Kapitel 475: Das versteckte Orklager [2]

Der Ork schluckte schwer und umklammerte seinen Stab fester, als er Nox‘ unerschütterlichen Blick auf sich spürte. Die Last des Augenblicks lastete auf seinen Schultern wie ein riesiger Felsbrocken. Der zerbrochene Körper seines gefallenen Kameraden lag leblos vor ihm und erinnerte ihn auf grausame Weise an die Situation, in der sie sich befanden. Er wusste, dass weitere Opfer folgen würden, wenn sie leichtsinnig handelten.
Der Hochork musste klug vorgehen und seine Karten gut ausspielen.

Obwohl Nox seine Gründe dargelegt hatte, konnte der Hochork dennoch einen Anflug von Zweifel nicht unterdrücken.
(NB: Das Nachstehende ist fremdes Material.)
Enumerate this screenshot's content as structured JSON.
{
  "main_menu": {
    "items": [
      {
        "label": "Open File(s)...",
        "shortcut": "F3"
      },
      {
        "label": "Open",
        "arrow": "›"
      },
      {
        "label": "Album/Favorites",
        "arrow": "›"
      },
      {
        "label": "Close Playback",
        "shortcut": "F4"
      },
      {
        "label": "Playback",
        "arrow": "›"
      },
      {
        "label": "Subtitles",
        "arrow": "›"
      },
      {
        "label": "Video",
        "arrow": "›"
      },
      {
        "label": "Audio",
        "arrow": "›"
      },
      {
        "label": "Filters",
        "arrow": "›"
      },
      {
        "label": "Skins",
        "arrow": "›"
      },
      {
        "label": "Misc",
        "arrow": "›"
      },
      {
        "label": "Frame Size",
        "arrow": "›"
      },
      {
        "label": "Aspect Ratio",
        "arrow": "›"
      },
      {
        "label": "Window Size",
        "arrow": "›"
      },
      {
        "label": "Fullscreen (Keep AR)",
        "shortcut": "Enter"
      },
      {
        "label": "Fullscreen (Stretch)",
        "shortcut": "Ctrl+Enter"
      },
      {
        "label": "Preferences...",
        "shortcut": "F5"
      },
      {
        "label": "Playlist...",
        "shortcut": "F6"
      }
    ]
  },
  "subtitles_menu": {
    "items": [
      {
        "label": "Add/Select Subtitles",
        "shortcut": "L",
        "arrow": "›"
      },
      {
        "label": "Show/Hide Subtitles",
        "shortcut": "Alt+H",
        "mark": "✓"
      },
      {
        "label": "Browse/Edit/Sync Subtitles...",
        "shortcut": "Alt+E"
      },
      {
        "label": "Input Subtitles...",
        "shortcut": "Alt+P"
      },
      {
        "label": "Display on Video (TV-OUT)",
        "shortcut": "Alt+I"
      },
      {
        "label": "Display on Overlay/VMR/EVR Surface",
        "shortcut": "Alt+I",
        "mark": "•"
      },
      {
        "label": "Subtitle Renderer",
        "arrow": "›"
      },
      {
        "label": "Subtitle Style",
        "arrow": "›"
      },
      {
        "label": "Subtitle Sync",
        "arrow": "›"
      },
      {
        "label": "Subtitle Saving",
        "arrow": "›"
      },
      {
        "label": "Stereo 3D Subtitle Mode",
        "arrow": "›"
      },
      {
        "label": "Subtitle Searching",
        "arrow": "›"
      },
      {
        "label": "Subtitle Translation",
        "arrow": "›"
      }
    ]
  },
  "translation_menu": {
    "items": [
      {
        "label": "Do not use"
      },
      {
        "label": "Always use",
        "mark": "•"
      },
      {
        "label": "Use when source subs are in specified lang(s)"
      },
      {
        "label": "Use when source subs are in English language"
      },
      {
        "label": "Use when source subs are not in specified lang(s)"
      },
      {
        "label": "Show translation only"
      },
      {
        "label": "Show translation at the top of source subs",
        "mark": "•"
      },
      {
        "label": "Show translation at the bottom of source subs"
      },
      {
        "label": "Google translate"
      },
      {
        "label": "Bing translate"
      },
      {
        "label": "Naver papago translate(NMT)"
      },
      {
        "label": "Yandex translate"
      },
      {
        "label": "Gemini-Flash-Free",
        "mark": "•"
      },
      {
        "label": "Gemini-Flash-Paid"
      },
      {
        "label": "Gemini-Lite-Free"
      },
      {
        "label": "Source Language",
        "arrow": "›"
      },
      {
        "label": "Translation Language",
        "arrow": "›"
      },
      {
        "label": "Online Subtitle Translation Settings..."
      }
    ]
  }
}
War dieser Mensch wirklich an einem Gespräch interessiert oder spielte er nur mit ihnen? Diese erdrückende Aura, die Art, wie er die anderen Bestien mühelos vernichtet hatte … Das war kein gewöhnlicher Mensch. Nein, seine ganze Haltung, seine überwältigende Präsenz – er war etwas ganz anderes.
Die anderen Orks scharrten nervös mit den Füßen, ihre Waffen gesenkt, aber ihre Körper angespannt, bereit, beim ersten Anzeichen von Aggression zu reagieren. Die Stille dehnte sich unerträglich, bevor der Hohe Ork schließlich langsam und ruhig atmete und nickte.
„Ja, wir können.“ Er schaute auf die Leiche seines Bruders. Natürlich wollte er Rache, aber er konnte nicht. Es wäre dumm gewesen, gegen diesen Menschen zu kämpfen, nachdem er gesehen hatte, wozu er und seine Haustiere fähig waren.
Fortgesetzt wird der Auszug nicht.